Sandıktan EVET çıktı, Türkiye kazandı
Türkiye, 12 Eylül askerî darbesinin 30. yıldönümünde demokrasi ve özgürlüklere 'evet' dedi. Kıran kırana bir propaganda yarışından sonra, kazanan Türkiye oldu. Yüzde 58 oranında 'evet' çıkarken 'hayır' diyenlerin oranı yüzde 42'de kaldı. Türkiye, büyük oranda 'evet' oylarının rengi olan 'beyaz'a büründü. Bugünden itibaren artık yepyeni bir dönem başlıyor.

Türkiye, 12 Eylül darbesinin 30. yıldönümünde dün tarihî bir halkoylamasına gitti. Halk, statüko ve vesayet karşısında kendi kaderini oyladı; demokrasi ve özgürlüklere 'evet' dedi. Sandıktan, yüzde 58 oranında 'evet' çıkarken 'hayır' oyları yüzde 42'de kaldı. Böylece, 26 maddelik anayasa değişikliği paketi kabul edilmiş oldu.

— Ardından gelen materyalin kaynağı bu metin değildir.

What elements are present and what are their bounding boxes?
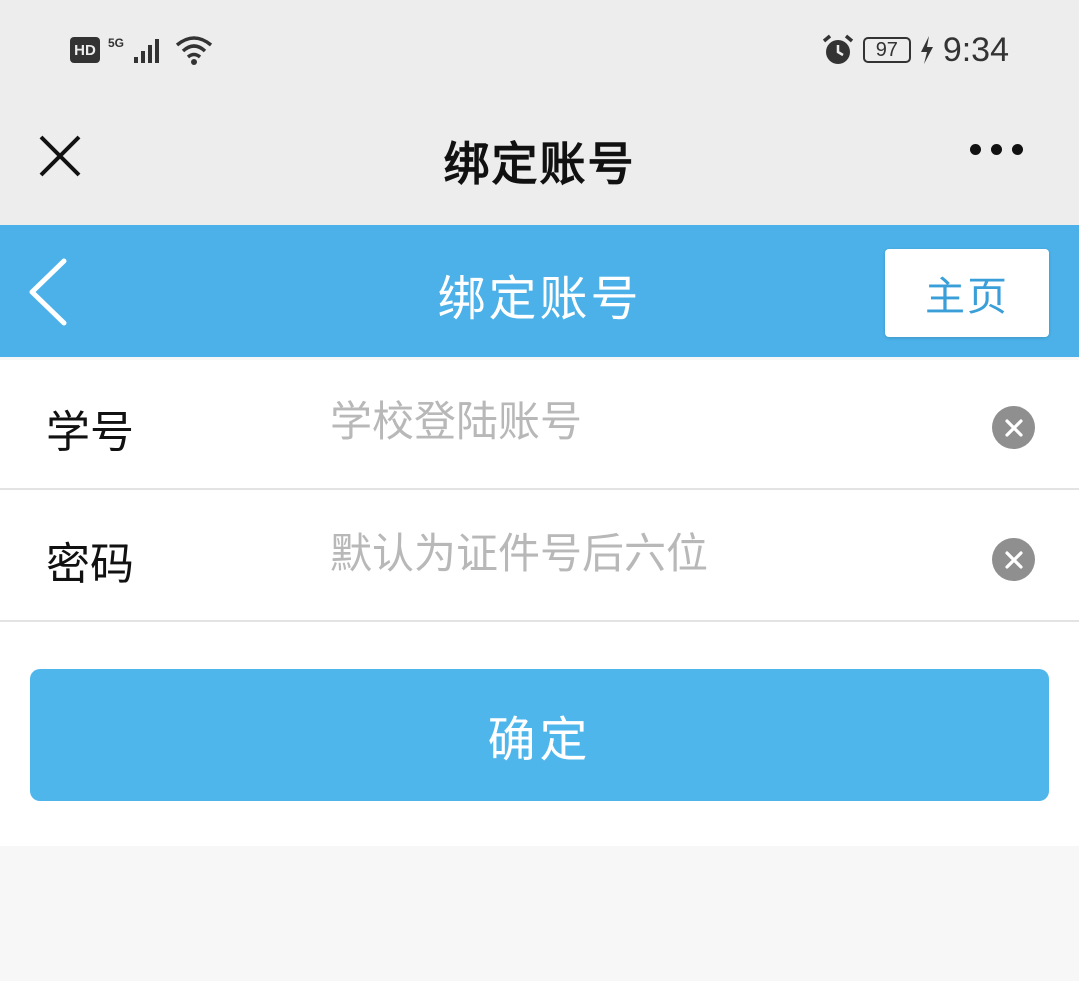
alarm-icon xyxy=(822,34,853,64)
status-bar: HD 5G 97 9:34 xyxy=(0,0,1079,100)
wechat-nav-bar: 绑定账号 xyxy=(0,100,1079,225)
student-id-row: 学号 xyxy=(0,360,1079,490)
more-dot xyxy=(970,144,981,155)
signal-icon xyxy=(134,39,160,63)
status-right: 97 9:34 xyxy=(821,28,1009,72)
clock: 9:34 xyxy=(942,30,1009,69)
more-dot xyxy=(991,144,1002,155)
password-label: 密码 xyxy=(46,539,134,590)
clear-icon[interactable] xyxy=(992,538,1035,581)
network-type: 5G xyxy=(108,36,125,50)
charging-icon xyxy=(920,36,933,64)
home-button[interactable]: 主页 xyxy=(885,249,1049,337)
more-dot xyxy=(1012,144,1023,155)
wechat-title: 绑定账号 xyxy=(443,137,636,191)
battery-icon: 97 xyxy=(862,37,911,63)
clear-x-glyph xyxy=(1004,418,1023,437)
wifi-icon xyxy=(175,36,213,65)
bind-account-form: 学号 密码 确定 xyxy=(0,360,1079,846)
student-id-label: 学号 xyxy=(46,407,134,458)
page-header: 绑定账号 主页 xyxy=(0,225,1079,357)
student-id-input[interactable] xyxy=(330,386,950,456)
status-left: HD 5G xyxy=(70,30,214,70)
clear-icon[interactable] xyxy=(992,406,1035,449)
more-icon[interactable] xyxy=(970,144,1023,155)
hd-badge: HD xyxy=(70,37,100,63)
password-input[interactable] xyxy=(330,518,950,588)
password-row: 密码 xyxy=(0,492,1079,622)
clear-x-glyph xyxy=(1004,550,1023,569)
confirm-button[interactable]: 确定 xyxy=(30,669,1049,801)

Referandumda, 49 milyon 446 bin 369 seçmen, 151 bin 546 sandıkta oy kullandı. 'Evet' oyları beyaz, 'hayır' oyları da kahverengi ile temsil edildi. Sonuçta, Türkiye büyük oranda 'beyaz'a büründü. Geleneksel olarak CHP'nin güçlü olduğu sahil illerinde 'hayır' çıkarken iç bölgelerde 'evet'ler ağır bastı. Büyük şehirlerde de sonuçlar beklendiği gibiydi. İstanbul ve Ankara'da 'evet'ler önde çıkarken İzmir 'hayır' dedi. Doğu ve Güneydoğu Anadolu bölgesinde, BDP'nin boykot kararı etkili olurken bazı yerlerde zaman zaman gerginlikler yaşandı. Fakat genel olarak referandum sakin ve sağduyulu olarak geçti. Bölge illerinde sandığa giden vatandaşların tercihi 'evet' yönünde oldu, yüzde 90'ları aşan 'evet' oyları geldi. Katılım oranının yüzde 77,55 olduğu referandumda seçmenlerden yüzde 58,02'si (21 milyon 815 bin 460) 'evet', yüzde 41,98'i (15 milyon 789 bin 968) ise 'hayır' oyu verdi. Seçmenlerden 11 milyon 338 bin 169'u ise sandığa gitmedi.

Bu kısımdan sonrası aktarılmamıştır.